После легкой трапезы, старуха внимательно посмотрела на сына.
— Скажи мне, Элиоз, — тихо сказала она, — как ты думаешь, кто этот человек, который проповедует в Палестине?
Элиоз взглянул на мать и укоризненно покачал головой.
— Откуда мне знать? Я сам думаю об этом. Время пророчества еще не истекло. Но кому дано понять это и как опасно ошибиться. Простой человек не может ничего сказать. Счастлив тот, кому будет дано откровение свыше. А кто я? Раввин ничтожной горсти оторванных от своей родины евреев. Чем я мог заслужить милость Божью, чтобы понять, свершается пророчество или нет. Ведь сведения из Палестины доходили до нас и раньше. Я весь в раздумьях, я не сплю по ночам.
— В год твоего рождения, — настойчиво продолжала старуха, — были знамения. И из Палестины приходят странные вести.
— О знамениях я помню. Старый рабби Иегуда бен Товий много раз говорил мне о них.
— Ты должен сам поехать туда и посмотреть, кто этот человек. Надо расспросить тех людей, которые окружают его, — вдруг неожиданно подала голос молчавшая до сих пор Сидония. Мать и брат повернули головы в ее сторону. Всегда бледное лицо девушки сейчас пылало. Ладони были сжаты в кулачки и прижаты к груди. Вся ее фигура напоминала перетянутую струну — одно неосторожное движение и она лопнет.
— Но я и без этого знаю, кто он! — воскликнула она.

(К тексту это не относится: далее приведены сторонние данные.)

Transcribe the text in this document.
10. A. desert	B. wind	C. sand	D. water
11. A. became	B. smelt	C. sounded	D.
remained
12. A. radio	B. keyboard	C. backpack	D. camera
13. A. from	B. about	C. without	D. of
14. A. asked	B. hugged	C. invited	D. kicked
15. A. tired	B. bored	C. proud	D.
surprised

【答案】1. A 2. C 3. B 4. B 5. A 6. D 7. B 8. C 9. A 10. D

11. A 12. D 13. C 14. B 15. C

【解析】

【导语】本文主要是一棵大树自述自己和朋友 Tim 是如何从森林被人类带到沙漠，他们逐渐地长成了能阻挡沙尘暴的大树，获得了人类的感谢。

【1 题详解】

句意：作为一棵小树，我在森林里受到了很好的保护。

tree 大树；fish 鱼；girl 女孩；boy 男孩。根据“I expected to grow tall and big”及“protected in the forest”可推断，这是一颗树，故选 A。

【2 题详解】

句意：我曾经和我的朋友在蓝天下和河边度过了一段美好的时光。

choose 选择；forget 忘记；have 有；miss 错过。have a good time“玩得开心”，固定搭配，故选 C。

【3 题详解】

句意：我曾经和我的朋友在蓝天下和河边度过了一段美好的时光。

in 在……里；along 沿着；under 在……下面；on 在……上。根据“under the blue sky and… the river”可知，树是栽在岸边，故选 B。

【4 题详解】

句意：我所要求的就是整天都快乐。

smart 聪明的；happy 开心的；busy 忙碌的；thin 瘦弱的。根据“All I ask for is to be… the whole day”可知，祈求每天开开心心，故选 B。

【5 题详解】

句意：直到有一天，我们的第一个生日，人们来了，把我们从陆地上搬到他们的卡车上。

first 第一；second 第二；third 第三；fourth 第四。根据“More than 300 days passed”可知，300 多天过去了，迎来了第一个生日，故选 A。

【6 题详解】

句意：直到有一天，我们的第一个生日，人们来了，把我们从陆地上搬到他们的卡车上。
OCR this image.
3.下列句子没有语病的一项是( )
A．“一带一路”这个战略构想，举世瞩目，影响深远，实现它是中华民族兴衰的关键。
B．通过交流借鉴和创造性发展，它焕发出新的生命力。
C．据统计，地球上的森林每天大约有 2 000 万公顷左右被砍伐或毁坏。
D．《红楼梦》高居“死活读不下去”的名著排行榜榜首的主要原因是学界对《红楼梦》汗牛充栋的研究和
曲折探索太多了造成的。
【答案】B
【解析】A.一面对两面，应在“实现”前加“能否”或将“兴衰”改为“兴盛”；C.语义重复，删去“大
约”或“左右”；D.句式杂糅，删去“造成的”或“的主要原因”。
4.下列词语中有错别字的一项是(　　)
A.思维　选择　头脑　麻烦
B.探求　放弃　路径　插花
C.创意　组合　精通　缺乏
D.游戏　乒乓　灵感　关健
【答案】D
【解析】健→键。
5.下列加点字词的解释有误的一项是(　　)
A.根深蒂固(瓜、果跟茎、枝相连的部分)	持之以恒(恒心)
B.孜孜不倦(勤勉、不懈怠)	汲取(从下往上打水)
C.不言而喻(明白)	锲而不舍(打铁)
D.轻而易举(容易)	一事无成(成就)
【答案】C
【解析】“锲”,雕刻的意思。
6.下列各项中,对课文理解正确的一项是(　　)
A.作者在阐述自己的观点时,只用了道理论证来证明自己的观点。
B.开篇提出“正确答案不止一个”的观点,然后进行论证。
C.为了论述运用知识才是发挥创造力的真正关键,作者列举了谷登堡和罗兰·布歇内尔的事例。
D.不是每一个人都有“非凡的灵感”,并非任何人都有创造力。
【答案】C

— Успокойся, девочка, — мать бросилась к Сидонии и стала гладить ее по спине. — Конечно, Элиоз поедет, ведь мы тоже много думаем об этом.
— Я не думаю, я знаю. Но почему, почему вы не хотите верить мне, — голос ее задрожал и она зарыдала.
Мать захлопотала вокруг Сидонии. Знаком она показала Элиозу, что Сидонию нужно отвести в спальню и уложить. Сама же она стала наливать из кувшина в серебряную чашечку успокоительный отвар из целебных трав.
Когда девушка перестала всхлипывать и забылась сном, мать и сын перешли в другую комнату.
— Каждый раз так, — горестно вздохнула мать. — Сама начинает эти разговоры, а потом ей становится плохо.